Vidac Pharma Holding PLC Announces First Patient Dosed in Phase‑2b Study of VDA‑1102 for High‑Risk Actinic Keratosis
Vidac Pharma Holding PLC (XETRA: T9G, ISIN GB00BM9XQ619, WKN A3DTUQ) disclosed on 23 February 2026 that the first patient has been successfully enrolled and dosed in its Phase‑2b clinical study evaluating VDA‑1102 for the treatment of high‑risk actinic keratosis (AK). The study is conducted at Centroderm GmbH in Wuppertal, Germany, following completion of regulatory requirements, importation of the investigational product, and training of the medical team.
The initiation of patient dosing marks a key milestone in Vidac’s ongoing clinical development programme for VDA‑1102, a candidate intended to address proliferative lesions associated with AK. The study aims to further characterize the high‑risk AK population and to inform the design of subsequent clinical development steps.

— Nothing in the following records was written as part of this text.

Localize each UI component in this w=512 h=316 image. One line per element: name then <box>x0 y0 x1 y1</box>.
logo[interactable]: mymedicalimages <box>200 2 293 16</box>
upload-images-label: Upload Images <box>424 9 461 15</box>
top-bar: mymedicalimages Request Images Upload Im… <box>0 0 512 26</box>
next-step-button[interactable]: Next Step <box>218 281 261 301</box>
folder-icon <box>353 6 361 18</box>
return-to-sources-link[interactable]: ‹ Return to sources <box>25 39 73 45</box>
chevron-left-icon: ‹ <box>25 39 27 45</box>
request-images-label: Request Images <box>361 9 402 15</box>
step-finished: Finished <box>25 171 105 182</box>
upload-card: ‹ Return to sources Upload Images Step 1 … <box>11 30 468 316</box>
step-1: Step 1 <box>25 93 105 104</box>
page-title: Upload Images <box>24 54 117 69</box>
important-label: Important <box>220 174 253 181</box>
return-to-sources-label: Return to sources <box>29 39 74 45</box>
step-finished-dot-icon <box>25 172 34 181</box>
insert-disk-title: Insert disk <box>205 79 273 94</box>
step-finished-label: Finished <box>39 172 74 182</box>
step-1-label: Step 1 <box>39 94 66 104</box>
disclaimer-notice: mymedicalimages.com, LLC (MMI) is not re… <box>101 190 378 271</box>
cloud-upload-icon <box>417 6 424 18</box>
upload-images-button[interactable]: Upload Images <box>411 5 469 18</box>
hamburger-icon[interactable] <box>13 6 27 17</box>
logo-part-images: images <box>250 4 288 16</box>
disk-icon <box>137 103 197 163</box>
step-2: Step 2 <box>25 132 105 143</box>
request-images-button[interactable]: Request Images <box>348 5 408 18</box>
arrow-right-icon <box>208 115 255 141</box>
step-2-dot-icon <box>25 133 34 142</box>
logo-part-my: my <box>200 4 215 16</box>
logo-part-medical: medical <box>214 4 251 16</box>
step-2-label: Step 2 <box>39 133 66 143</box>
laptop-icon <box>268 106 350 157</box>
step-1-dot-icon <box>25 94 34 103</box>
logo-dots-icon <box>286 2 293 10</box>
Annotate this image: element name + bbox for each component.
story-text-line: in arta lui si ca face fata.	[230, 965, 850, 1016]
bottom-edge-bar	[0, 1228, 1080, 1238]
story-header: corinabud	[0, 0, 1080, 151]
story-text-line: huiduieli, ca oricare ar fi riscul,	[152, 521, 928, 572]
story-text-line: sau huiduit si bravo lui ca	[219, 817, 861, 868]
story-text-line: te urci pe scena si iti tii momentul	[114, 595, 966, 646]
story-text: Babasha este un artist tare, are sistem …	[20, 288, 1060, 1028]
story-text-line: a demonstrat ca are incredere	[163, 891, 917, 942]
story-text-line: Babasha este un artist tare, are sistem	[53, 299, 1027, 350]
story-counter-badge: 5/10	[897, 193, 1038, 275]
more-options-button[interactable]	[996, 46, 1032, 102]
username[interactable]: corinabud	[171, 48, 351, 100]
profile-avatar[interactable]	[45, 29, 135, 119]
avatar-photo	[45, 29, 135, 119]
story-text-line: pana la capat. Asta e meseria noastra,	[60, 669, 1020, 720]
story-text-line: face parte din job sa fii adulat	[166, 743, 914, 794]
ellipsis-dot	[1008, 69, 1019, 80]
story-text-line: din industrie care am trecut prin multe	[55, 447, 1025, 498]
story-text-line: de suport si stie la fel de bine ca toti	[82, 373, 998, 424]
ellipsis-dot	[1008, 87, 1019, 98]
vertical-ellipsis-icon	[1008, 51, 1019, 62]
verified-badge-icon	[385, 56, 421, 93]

In related corporate disclosures, Vidac reported on 20 February 2026 a material‑transactions filing in accordance with Article 19 of the German Market Abuse Regulation (MAR). The filing detailed transactions involving Dr. Max Herzberg, a member of the Board, and provided information on the nature of the transaction, which was the sale of shares of Vidac Pharma Holding PLC.
The company’s share price on 19 February 2026 closed at €0.738. The 52‑week high for the share was €0.96 on 15 January 2026, while the 52‑week low was €0.45 on 28 December 2025. Vidac Pharma remains a holding company whose subsidiaries focus on the discovery and development of medicines for oncologic and dermatologic conditions. The latest clinical milestone reinforces the company’s strategy to progress its pipeline of dermatologic therapeutics to advanced development stages.